I picked up Geek Girl by Holly Smale because I was looking for something that wasn't fantasy. An awful lot of that stuff in the libraries around here in the YA department. Geek Girl was a great break from that. It's a YA book with a little romance (lot of that in the YA departments around here, too) and a real story.
The real story is that the narrator, Harriet, is a very bright, achieving student, and, as the title suggests, a geek. She suffers from one of those over-the-top bullies. She also has a best friend who has always wanted to be a model. Friend gets Harriet to go with her to an event where modeling agents will be looking for talent and...guess who gets spotted! Harriet accepts this situation in the hope that it will change her life.
What makes this book so good is that it is funny. Not funny in the I'm-trying-to-be-funny-and-failing sense or in that this-is-supposed-to-be-funny-so-laugh way you sometimes see in books. The humor is organic to the story and the character and works.
Harriet seems to follow along in the tradition of Adrian Mole and Georgia Nicholson.

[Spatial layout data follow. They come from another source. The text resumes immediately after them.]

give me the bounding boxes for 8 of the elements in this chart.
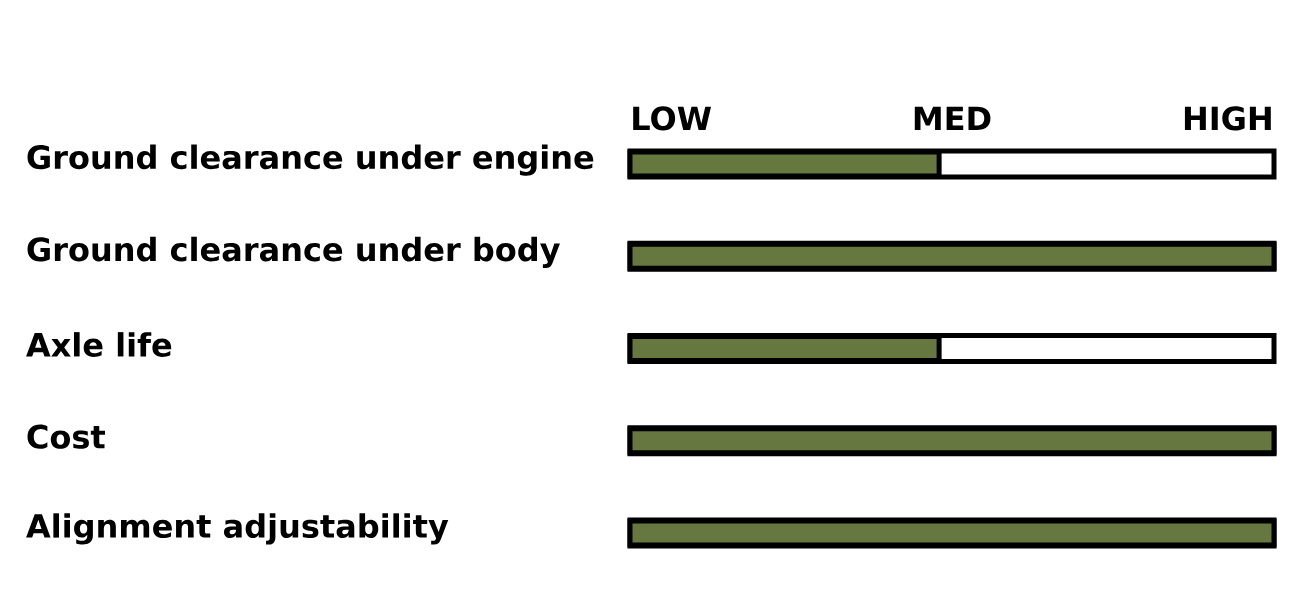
y-tick-label: Cost [27, 424, 105, 449]
y-tick-label: Alignment adjustability [26, 513, 449, 545]
annotation: HIGH [1184, 106, 1271, 131]
annotation: LOW [633, 106, 712, 131]
y-tick-label: Ground clearance under body [27, 236, 560, 268]
y-tick-label: Axle life [26, 332, 172, 357]
annotation: MED [914, 106, 991, 131]
y-tick-label: Ground clearance under engine [27, 144, 594, 176]
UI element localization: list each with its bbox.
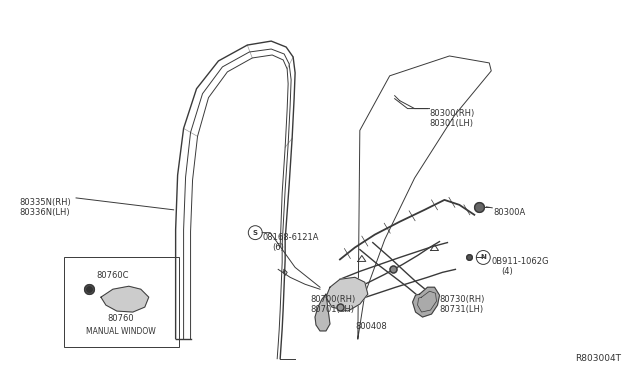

She doesn't tell her story in the form of a diary, as those characters do, though she does use lists. But the family and friends around her and how she responds to them made me think of a smarter, deeper, and more realistic Georgia. And I read this just before Louise Rennison's death, so I didn't have her on my mind. Adrian is already deep.
When I was speaking in a school last week, I used Geek Girl as an example to support my points about writing what you know (author Holly Smale was a model for two years as a teenager) and the function of friends in fiction (Harriet's friend gets the plot going).